Brandenburg wählt am Sonntag: Dicht an dicht hängen Wahlplakate vor dem Nauener Tor in Potsdam.

Christoph Soeder/DPA

Das Ende zweier Epochen steht am Sonntagabend bevor: die des roten Brandenburg und die des schwarzen Sachsen. Der Sozialdemokrat Manfred Stolpe und der Christdemokrat Kurt Biedenkopf, die ersten und langjährigen Ministerpräsidenten, haben die beiden Länder auf ihre eigene Art jeweils nachhaltig geprägt. Sie sorgten als Landesväter für Identität, Verlässlichkeit und Zuversicht, haben für ihre Parteien einen stabilen Grundstein gelegt: die SPD gewann in der Mark, die Union im Freistaat alle Landtagswahlen, sie stellten lange Zeit jeweils die Mehrzahl der Landräte und Bürgermeister. Während in den anderen Ost-Ländern die Regierungsmehrheiten und Ministerpräsidenten immer wieder munter wechselten, haben die Brandenburger in drei Jahrzehnten lediglich drei Regierungschefs erlebt, die Sachsen erst seit Kurzem den vierten.

Beide Landesverbände stehen nicht nur für Kontinuität, sondern gelten in ihren Bundesparteien auch als besonders konservativ. Sie wirken satt, träge und personell ausgezehrt, haben drei Jahrzehnte lang nie die Demut der Oppositionsarbeit erfahren müssen. Lange Zeit traten sie mit einer Selbstgewissheit und Selbstgefälligkeit auf, als könnten sie vor Kraft kaum laufen.

Brandenburg und Sachsen brauchen Schützenhilfe vom Bund

Doch das war einmal. Jetzt benötigen sie Schützenhilfe vom Bund, der gerade noch rechtzeitig vor der Wahl die Milliarden-Strukturhilfen für die Lausitz auf den Weg gebracht hat. Dieses Subventionspaket dürfte mit dazu beitragen, dass der Niederlausitzer Dietmar Woidke (SPD) und der Oberlausitzer Michael Kretschmer (CDU) zumindest im Rennen um Platz eins die Nase doch knapp vorn haben könnten. Denn zwischenzeitlich waren beide Regierungschefs in den Umfragen von der AfD überholt worden.
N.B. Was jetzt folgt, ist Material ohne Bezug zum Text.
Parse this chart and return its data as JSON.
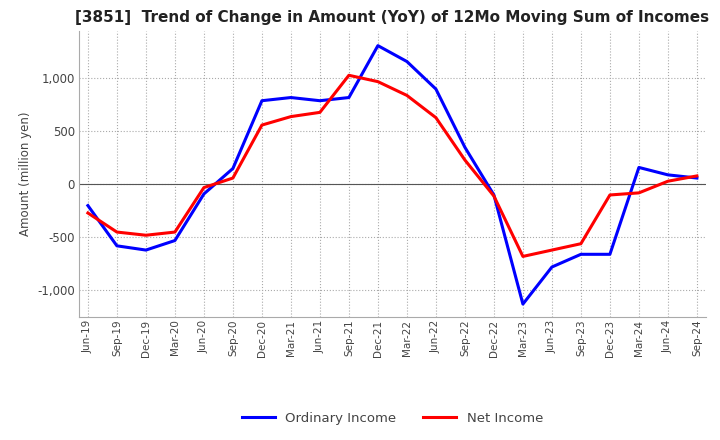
{
  "title": "[3851]  Trend of Change in Amount (YoY) of 12Mo Moving Sum of Incomes",
  "ylabel": "Amount (million yen)",
  "background_color": "#ffffff",
  "grid_color": "#aaaaaa",
  "xlabels": [
    "Jun-19",
    "Sep-19",
    "Dec-19",
    "Mar-20",
    "Jun-20",
    "Sep-20",
    "Dec-20",
    "Mar-21",
    "Jun-21",
    "Sep-21",
    "Dec-21",
    "Mar-22",
    "Jun-22",
    "Sep-22",
    "Dec-22",
    "Mar-23",
    "Jun-23",
    "Sep-23",
    "Dec-23",
    "Mar-24",
    "Jun-24",
    "Sep-24"
  ],
  "ordinary_income": [
    -200,
    -580,
    -620,
    -530,
    -90,
    150,
    790,
    820,
    790,
    820,
    1310,
    1160,
    900,
    350,
    -100,
    -1130,
    -780,
    -660,
    -660,
    160,
    90,
    60
  ],
  "net_income": [
    -270,
    -450,
    -480,
    -450,
    -30,
    60,
    560,
    640,
    680,
    1030,
    970,
    840,
    630,
    230,
    -110,
    -680,
    -620,
    -560,
    -100,
    -80,
    30,
    80
  ],
  "ordinary_color": "#0000ff",
  "net_color": "#ff0000",
  "ylim": [
    -1250,
    1450
  ],
  "yticks": [
    -1000,
    -500,
    0,
    500,
    1000
  ],
  "legend_labels": [
    "Ordinary Income",
    "Net Income"
  ],
  "title_fontsize": 11,
  "line_width": 2.2
}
Nicht nur das große Tagebaurevier verbindet beide Länder. Die SPD in Brandenburg und die CDU in Sachsen waren immer Kohleparteien; in der Klimadebatte hatten sie nur wenige Antworten. Dies gilt auch für die tiefe Kluft, die sich innerhalb der beiden Länder herausgebildet hat. In Brandenburg könnte der Kontrast zwischen der Landeshauptstadt Potsdam und dem ­prosperierenden Speckgürtel um Berlin auf der einen Seite, und den ländlichen Randregionen im Norden und Osten auf der anderen kaum größer sein. In Sachsen wiederum ist das Gefälle zwischen den Großstädten Leipzig, Dresden, Chemnitz und den Landstrichen an den Grenzen zu Polen und Tschechien enorm.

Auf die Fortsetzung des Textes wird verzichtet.